En las sesiones parlamentarias que se celebraron en aquel mes de mayo de 1932 se reflejaron dos concepciones de España defendidas con toda intensidad por dos figuras claves de la política y la filosofía española, Azaña y Ortega, ambos oradores brillantes y, en cierta medida, contradictorios, presentaron su tesis sobre la realidad de la España que ellos entendían y deseaban.

Leídos después de más de setenta años los discursos sobre el estatuto de Cataluña pronunciados por estos dos hombres pueden provocar la sensación de que algunos problemas de entonces siguen abiertos, no obstante, los españoles ya no somos los mismos y nuestra Patria va alcanzando sus metas, pero sí debemos tener en consideración que la historia está condenada a repetirse para aquéllos que pretenden olvidarla.
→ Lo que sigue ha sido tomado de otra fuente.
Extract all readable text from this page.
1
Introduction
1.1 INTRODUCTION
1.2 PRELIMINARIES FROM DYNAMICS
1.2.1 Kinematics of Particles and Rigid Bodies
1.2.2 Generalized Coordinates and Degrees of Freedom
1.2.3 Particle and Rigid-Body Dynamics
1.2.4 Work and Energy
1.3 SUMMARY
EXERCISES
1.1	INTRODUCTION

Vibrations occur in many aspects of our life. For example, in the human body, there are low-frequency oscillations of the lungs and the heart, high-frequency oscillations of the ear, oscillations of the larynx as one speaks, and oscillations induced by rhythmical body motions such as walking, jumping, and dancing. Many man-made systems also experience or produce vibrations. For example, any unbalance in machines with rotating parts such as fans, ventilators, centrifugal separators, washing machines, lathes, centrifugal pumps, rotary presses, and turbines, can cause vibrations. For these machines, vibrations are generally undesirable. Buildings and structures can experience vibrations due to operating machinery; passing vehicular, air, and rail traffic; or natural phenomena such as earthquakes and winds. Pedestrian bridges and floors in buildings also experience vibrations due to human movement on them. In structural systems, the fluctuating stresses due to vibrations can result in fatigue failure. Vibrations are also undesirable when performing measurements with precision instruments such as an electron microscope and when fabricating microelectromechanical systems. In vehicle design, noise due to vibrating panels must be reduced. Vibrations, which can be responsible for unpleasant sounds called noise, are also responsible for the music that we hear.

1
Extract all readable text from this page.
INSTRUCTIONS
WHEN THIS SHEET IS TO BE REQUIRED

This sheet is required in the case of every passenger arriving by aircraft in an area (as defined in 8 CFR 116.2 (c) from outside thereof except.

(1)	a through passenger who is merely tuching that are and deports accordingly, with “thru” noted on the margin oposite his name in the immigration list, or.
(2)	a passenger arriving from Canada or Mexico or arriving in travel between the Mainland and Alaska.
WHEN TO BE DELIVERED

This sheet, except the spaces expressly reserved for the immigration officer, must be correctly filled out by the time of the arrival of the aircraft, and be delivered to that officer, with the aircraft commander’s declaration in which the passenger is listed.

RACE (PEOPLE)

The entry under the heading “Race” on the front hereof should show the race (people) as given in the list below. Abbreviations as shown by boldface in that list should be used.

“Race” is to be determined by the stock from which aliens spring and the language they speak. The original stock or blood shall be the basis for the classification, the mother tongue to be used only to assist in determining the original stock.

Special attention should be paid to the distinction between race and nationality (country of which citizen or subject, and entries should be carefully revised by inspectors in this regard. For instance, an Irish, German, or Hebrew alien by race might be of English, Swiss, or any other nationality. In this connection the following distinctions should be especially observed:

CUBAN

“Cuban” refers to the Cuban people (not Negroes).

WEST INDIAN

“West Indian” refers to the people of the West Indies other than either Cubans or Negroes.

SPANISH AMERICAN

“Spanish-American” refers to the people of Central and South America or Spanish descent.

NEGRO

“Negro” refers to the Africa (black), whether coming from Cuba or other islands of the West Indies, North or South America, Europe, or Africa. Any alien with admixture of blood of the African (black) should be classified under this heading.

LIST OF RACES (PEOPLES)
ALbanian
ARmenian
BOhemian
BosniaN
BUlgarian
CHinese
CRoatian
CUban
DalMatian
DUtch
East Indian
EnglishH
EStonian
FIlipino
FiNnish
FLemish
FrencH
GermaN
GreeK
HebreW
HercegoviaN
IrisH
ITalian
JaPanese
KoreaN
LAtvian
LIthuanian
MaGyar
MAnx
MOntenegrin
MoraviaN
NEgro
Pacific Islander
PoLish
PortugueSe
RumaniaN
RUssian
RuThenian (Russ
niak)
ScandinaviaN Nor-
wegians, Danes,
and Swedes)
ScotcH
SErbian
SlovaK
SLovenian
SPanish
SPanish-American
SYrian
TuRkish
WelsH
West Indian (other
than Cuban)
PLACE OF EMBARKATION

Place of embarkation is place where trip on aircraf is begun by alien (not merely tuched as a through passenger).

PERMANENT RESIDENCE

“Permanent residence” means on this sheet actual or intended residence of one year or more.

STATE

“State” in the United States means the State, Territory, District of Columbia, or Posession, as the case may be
Los hechos narrados en este caso se ven complejos en el tiempo, como la vida misma, y el lector agradece que no se le ofrezcan simples, como si fueran una verdad inamovible sino con el emocionado rigor de la búsqueda de la verdad que compromete en este caso a los dos escritores y que convierten la estructura de los discursos en un entramado de hilos que se entrecruzan entre los argumentos que los componen como se explica en la presentación del libro. Ante el reto de la historia, este libro responde a una reivindicación de la memoria como la mejor fórmula para que la sociedad actual española sepa algo más de sí misma por encima de los estereotipos al uso. Un libro importante para enfrentarse a las crisis de la vida de cada día en nuestra patria.

La firmeza de los valores patrios y su vigencia pese al tiempo son las mejores medicinas, y con ello la seguridad de que la España Total no debe conformarse con la monotonía del quehacer diario y de la misma forma así debe ocurrir en cada una de las regiones que conforman la indivisible España.

Recomendamos la lectura pensando que el conocimiento de lo expresado en las páginas de esta obra refleja una realidad que debemos controlar para seguir avanzando, sin olvidar lo que nuestros mayores y nosotros mismos hemos edificado en más de 2000 años de historia.